Saturday Night Live debuts the trailer for the next gritty 90s TV reboot
With Bel-Air in the pipeline, it's really only a matter of time
Many were a little skeptical when Peacock premiered its trailer for the upcoming, Will Smith-produced reboot of day-glo 1990s fish-out-of-water sitcom The Fresh Prince Of Bel-Air. (Rechristened Bel-Air, for new millennium grittiness.) But at least the original was wont to occasionally tackle some pressing issues of the day, as Smith’s titular West Philadelphia transplant grappled with being a young Black man in America. (Watch this if you want to see why Will Smith is an acting icon these days.)
But not every fondly remembered TV institution is ripe for the updated and realistic rehash treatment. After all, for every Perry Mason, there’s a Powerpuff Girls. (And then there’s Riverdale—where did we land on Riverdale?) Regardless, common sense and leaving well enough alone has never stopped TV executives before, and, on last night’s Ariana DeBose-hosted Saturday Night Live, it seems there’s another Fresh Prince-esque do-over in the works.
“Chicago—people from outside call it Chi-raq,” intones Chris Redd’s half-seen character as he dons oversized glasses, a multicolored striped hoodie, and bright yellow vest. “Out here, you gotta make your own name,” Redd’s protagonist states, before walking past a battered and bullet-holed mailbox emblazoned with the single name, Urkel.
In the proposed reboot of the same name, Redd’s Steve Urkel is still a nerdy genius inventor, but this time he’s got to contend with a drunken mother (“I raised a damn nerd!,” scoffs DeBose’s mother, shattering her booze-glass against Steve’s Einstein poster), a questionable mentor in Kenan Thompson’s tormented, strong-arming Chicago cop Carl Winslow, and a penchant for violent lashing-out. Especially at the worthless suitor to longtime crush, Laura (Ego Nwodim), who cowers as the furious Urkel asks a singsong, Joker-style, “Should I do that?” while holding his romantic rival at gunpoint.

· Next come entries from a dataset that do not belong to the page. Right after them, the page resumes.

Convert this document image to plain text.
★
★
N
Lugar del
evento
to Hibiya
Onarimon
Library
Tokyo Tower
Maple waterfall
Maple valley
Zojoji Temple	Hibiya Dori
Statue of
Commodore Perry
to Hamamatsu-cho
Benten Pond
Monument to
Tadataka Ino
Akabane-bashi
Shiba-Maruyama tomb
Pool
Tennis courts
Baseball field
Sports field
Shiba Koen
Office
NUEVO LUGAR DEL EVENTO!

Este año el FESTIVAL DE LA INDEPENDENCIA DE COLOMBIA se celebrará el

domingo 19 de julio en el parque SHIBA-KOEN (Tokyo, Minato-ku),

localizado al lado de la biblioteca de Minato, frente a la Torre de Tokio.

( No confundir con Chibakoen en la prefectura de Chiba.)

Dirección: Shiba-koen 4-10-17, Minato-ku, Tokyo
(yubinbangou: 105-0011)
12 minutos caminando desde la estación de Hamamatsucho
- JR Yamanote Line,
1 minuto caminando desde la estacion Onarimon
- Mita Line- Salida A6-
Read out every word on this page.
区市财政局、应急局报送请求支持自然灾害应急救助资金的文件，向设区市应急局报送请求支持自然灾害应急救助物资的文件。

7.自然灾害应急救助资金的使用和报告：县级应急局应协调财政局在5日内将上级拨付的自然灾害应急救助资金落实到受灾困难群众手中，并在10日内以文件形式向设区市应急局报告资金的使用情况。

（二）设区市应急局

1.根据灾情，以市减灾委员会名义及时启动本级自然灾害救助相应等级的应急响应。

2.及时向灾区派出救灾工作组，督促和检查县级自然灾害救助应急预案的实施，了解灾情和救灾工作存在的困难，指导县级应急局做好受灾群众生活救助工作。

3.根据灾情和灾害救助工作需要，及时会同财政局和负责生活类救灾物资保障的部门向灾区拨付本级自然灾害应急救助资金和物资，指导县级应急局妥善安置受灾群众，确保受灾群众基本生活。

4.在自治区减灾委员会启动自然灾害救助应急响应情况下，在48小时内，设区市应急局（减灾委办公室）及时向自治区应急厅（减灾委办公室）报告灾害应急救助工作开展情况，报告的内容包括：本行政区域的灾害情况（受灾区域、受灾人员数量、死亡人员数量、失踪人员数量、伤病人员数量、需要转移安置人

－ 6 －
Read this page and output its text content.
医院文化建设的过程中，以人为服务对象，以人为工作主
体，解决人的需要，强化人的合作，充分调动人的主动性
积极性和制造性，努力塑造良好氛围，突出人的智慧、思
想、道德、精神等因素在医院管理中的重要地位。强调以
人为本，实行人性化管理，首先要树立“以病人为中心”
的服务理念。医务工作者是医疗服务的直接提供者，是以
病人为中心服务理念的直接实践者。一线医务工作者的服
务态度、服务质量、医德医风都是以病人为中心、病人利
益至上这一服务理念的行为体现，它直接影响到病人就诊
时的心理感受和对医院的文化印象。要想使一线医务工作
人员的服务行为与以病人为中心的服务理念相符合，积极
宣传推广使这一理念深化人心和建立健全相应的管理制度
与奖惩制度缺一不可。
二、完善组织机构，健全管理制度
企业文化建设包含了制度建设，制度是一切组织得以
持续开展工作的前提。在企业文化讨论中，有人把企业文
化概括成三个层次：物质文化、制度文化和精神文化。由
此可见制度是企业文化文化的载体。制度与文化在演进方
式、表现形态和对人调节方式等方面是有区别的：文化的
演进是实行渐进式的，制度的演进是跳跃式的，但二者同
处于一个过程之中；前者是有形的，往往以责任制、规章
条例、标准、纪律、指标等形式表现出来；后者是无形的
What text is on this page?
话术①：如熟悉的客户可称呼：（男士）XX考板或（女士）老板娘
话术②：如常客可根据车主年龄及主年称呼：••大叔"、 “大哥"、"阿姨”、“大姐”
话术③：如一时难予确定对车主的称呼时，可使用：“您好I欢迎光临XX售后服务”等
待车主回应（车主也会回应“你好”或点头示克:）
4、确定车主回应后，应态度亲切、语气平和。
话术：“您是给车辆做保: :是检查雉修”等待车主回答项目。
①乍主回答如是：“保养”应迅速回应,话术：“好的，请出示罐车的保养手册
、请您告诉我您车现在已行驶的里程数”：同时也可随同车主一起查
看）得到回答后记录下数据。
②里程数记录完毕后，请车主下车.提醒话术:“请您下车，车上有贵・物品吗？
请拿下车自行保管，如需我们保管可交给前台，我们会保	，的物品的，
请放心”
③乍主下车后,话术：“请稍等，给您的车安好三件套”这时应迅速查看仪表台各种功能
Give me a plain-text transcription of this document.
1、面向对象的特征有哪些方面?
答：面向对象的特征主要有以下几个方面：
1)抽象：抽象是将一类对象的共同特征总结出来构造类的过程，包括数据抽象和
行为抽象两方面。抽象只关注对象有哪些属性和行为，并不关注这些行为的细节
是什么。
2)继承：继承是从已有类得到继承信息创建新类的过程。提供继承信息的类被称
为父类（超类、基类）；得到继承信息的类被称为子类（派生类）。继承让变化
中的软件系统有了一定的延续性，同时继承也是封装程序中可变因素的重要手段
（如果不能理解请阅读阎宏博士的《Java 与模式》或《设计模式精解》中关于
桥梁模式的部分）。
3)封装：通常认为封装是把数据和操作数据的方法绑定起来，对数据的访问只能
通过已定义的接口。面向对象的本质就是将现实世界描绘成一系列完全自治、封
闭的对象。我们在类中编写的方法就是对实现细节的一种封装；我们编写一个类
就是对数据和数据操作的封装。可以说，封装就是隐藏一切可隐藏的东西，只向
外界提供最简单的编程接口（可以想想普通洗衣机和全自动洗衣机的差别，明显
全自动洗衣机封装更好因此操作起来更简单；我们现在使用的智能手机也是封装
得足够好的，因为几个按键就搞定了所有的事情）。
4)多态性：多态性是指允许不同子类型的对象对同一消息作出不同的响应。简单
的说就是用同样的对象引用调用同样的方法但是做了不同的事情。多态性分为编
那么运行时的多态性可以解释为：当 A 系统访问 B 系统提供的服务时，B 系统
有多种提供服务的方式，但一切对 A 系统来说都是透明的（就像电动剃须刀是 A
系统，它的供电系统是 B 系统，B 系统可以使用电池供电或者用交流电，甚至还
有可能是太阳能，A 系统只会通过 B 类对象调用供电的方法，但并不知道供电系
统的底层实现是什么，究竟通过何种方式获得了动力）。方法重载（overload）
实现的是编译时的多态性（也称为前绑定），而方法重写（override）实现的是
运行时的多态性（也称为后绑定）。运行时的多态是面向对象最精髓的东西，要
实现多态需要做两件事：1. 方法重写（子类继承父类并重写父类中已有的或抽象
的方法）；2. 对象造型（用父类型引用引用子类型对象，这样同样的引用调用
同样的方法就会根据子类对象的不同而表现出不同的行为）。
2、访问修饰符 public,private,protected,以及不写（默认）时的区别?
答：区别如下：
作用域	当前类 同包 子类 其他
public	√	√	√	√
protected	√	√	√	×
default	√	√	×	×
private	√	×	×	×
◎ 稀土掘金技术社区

With reviews calling this Family Matters re-imagining a really, horrifically terrible idea (Entertainment Weekly’s take is simply that GIF of Kevin Hart blinking in disbelief), the series’ prospects might seem as bleak as the robot-building Steve Urkel’s future. Still, Steve’s always got Carl, here dispensing the tough love that “family fucking matters.” Coming soon, probably.